Abstract:
In order to realize effective monitoring of Zhixincun landslide, this paper selected 27 sentinel-1A data in 2017, and conducted deformation monitoring of Zhixincun landslide based on small baseline radar interferometry technology (SBAS-InSAR), and analyzed its temporal evolution situation. Using ALOS-2 data from 2016 and 2017, differential radar interferometry (D-InSAR) was used to monitor the characteristics of the landslide variant. SBAS-InSAR monitors the temporal evolution situation of landslide deformation, while D-InSAR mainly monitors the deformation of specific landslide shape and variation. Moreover, the penetration of L-band ALOS-2 data is stronger than that of C-band sentinel-1A data, which can obtain more complete interference information. The monitoring results of both can be cross-verified. Improve the reliability of the results.
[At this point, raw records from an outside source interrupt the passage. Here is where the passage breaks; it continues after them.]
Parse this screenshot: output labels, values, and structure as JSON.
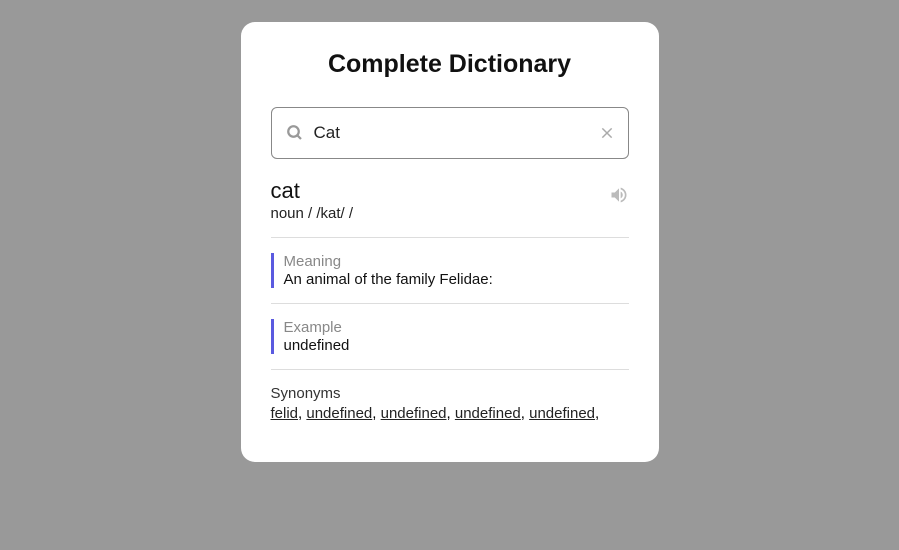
{
  "title": "Complete Dictionary",
  "search": {
    "value": "Cat"
  },
  "result": {
    "word": "cat",
    "details": "noun / /kat/ /"
  },
  "meaning": {
    "label": "Meaning",
    "value": "An animal of the family Felidae:"
  },
  "example": {
    "label": "Example",
    "value": "undefined"
  },
  "synonyms": {
    "label": "Synonyms",
    "list": [
      "felid",
      "undefined",
      "undefined",
      "undefined",
      "undefined"
    ]
  }
}
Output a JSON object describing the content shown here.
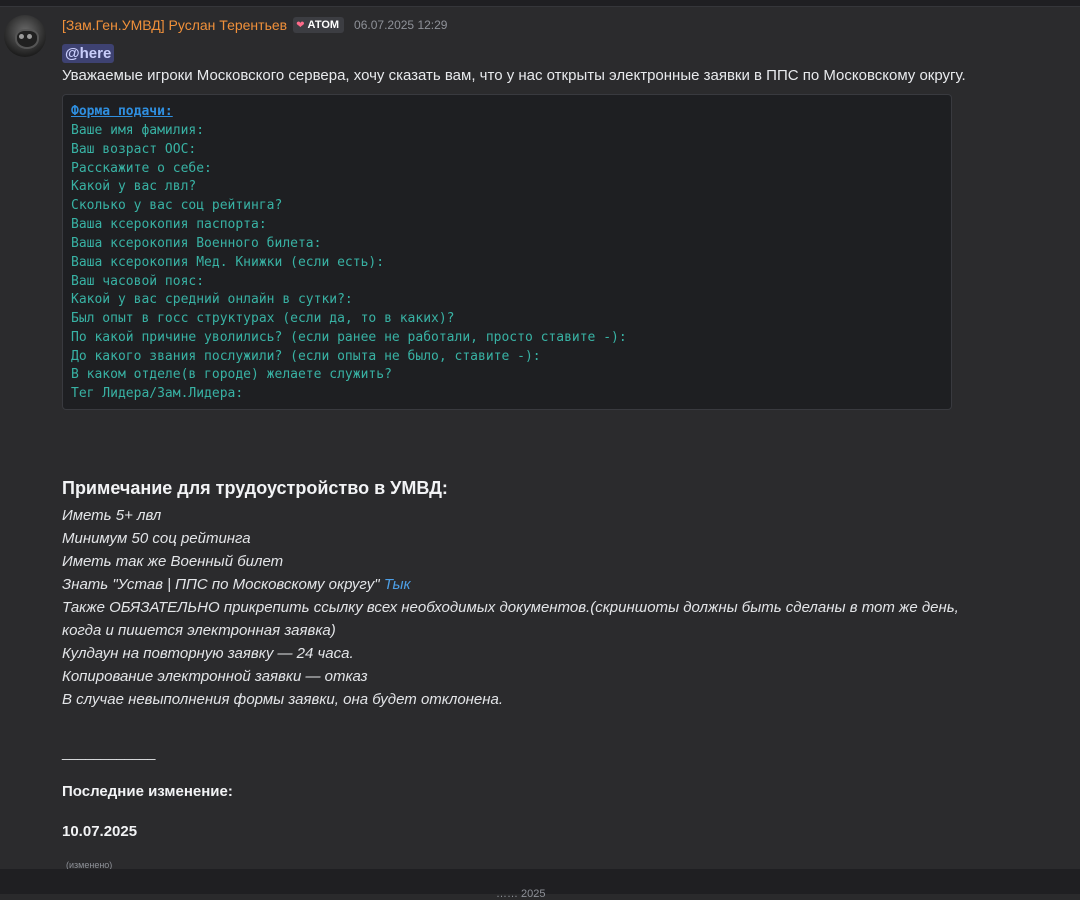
{
  "message": {
    "author": "[Зам.Ген.УМВД] Руслан Терентьев",
    "tag": "АТОМ",
    "timestamp": "06.07.2025 12:29",
    "mention": "@here",
    "intro": "Уважаемые игроки Московского сервера, хочу сказать вам, что у нас открыты электронные заявки в ППС по Московскому округу.",
    "form_lines": [
      "Форма подачи:",
      "Ваше имя фамилия:",
      "Ваш возраст ООС:",
      "Расскажите о себе:",
      "Какой у вас лвл?",
      "Сколько у вас соц рейтинга?",
      "Ваша ксерокопия паспорта:",
      "Ваша ксерокопия Военного билета:",
      "Ваша ксерокопия Мед. Книжки (если есть):",
      "Ваш часовой пояс:",
      "Какой у вас средний онлайн в сутки?:",
      "Был опыт в госс структурах (если да, то в каких)?",
      "По какой причине уволились? (если ранее не работали, просто ставите -):",
      "До какого звания послужили? (если опыта не было, ставите -):",
      "В каком отделе(в городе) желаете служить?",
      "Тег Лидера/Зам.Лидера:"
    ],
    "note_heading": "Примечание для трудоустройство в УМВД:",
    "requirements": [
      "Иметь 5+ лвл",
      "Минимум 50 соц рейтинга",
      "Иметь так же Военный билет",
      "Знать \"Устав | ППС по Московскому округу\"",
      "Также ОБЯЗАТЕЛЬНО прикрепить ссылку  всех необходимых документов.(скриншоты должны быть сделаны в тот же день,",
      "когда и пишется электронная заявка)",
      "Кулдаун на повторную заявку — 24 часа.",
      "Копирование электронной заявки — отказ",
      "В случае невыполнения формы заявки, она будет отклонена."
    ],
    "link_text": "Тык",
    "divider": "____________",
    "changes_title": "Последние изменение:",
    "changes_date": "10.07.2025",
    "edited": "(изменено)"
  },
  "footer": {
    "partial_text": "…… 2025"
  },
  "colors": {
    "username": "#f0903a",
    "code_text": "#38b2a4",
    "code_title": "#2f8fe0",
    "link": "#4d9fe6",
    "mention_bg": "#3e4272"
  }
}
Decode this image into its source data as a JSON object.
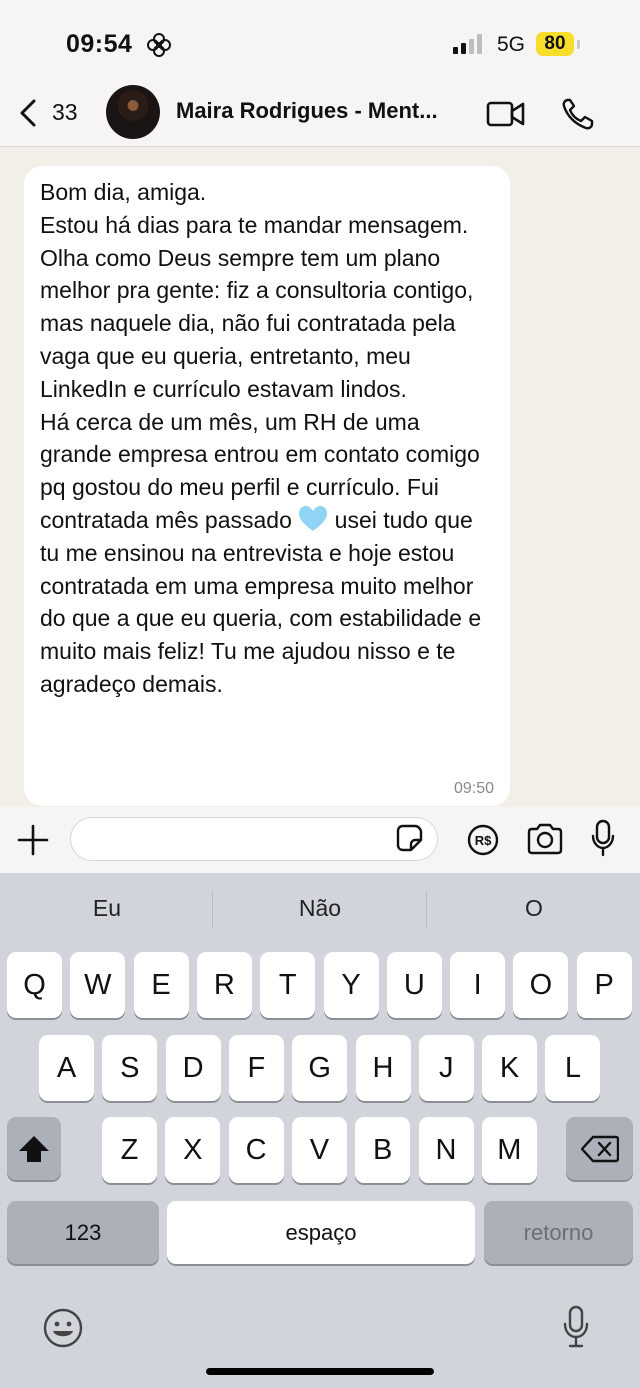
{
  "status_bar": {
    "time": "09:54",
    "network": "5G",
    "battery": "80"
  },
  "header": {
    "back_count": "33",
    "contact_name": "Maira Rodrigues - Ment..."
  },
  "message": {
    "text": "Bom dia, amiga.\nEstou há dias para te mandar mensagem.\nOlha como Deus sempre tem um plano melhor pra gente: fiz a consultoria contigo, mas naquele dia, não fui contratada pela vaga que eu queria, entretanto, meu LinkedIn e currículo estavam lindos.\nHá cerca de um mês, um RH de uma grande empresa entrou em contato comigo pq gostou do meu perfil e currículo. Fui contratada mês passado ",
    "text_after_emoji": " usei tudo que tu me ensinou na entrevista e hoje estou contratada em uma empresa muito melhor do que a que eu queria, com estabilidade e muito mais feliz! Tu me ajudou nisso e te agradeço demais.",
    "emoji": "light-blue-heart-icon",
    "time": "09:50"
  },
  "input_bar": {
    "placeholder": ""
  },
  "keyboard": {
    "suggestions": [
      "Eu",
      "Não",
      "O"
    ],
    "row1": [
      "Q",
      "W",
      "E",
      "R",
      "T",
      "Y",
      "U",
      "I",
      "O",
      "P"
    ],
    "row2": [
      "A",
      "S",
      "D",
      "F",
      "G",
      "H",
      "J",
      "K",
      "L"
    ],
    "row3": [
      "Z",
      "X",
      "C",
      "V",
      "B",
      "N",
      "M"
    ],
    "numbers_label": "123",
    "space_label": "espaço",
    "return_label": "retorno"
  },
  "colors": {
    "battery": "#f8dd2b",
    "heart": "#8fd3f5",
    "keyboard_bg": "#d1d4da"
  }
}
The SBAS-InSAR monitoring results showed that the slope end of the landslide catchment area in Zhixincun had subsidence during the monitoring period, and the surface subsidence at the landslide end reached 12.47mm from July 5 to July 29, with an average subsidence rate of 2.88mm/a during the monitoring period. Uplift occurred in the threatened residential areas in the valley, with an average cumulative uplift of 19.59mm on December 8 and an average uplift rate of 19.99mm/a during the monitoring period. The D-InSAR results showed that there were five major deformations on the slope of Zhixincun landslide catchment area. The largest deformations with an area of 17 973m
2 were located on the west side of the slope, and the most unstable deformations were located on the east side of the slope. The average cumulative shape variable reached 49.9mm during the monitoring period. Both monitoring methods showed that the threat of landslide disaster mainly came from the west slope with poor vegetation cover, and the rainy season was the key period of landslide disaster prevention and control in Zhixincun.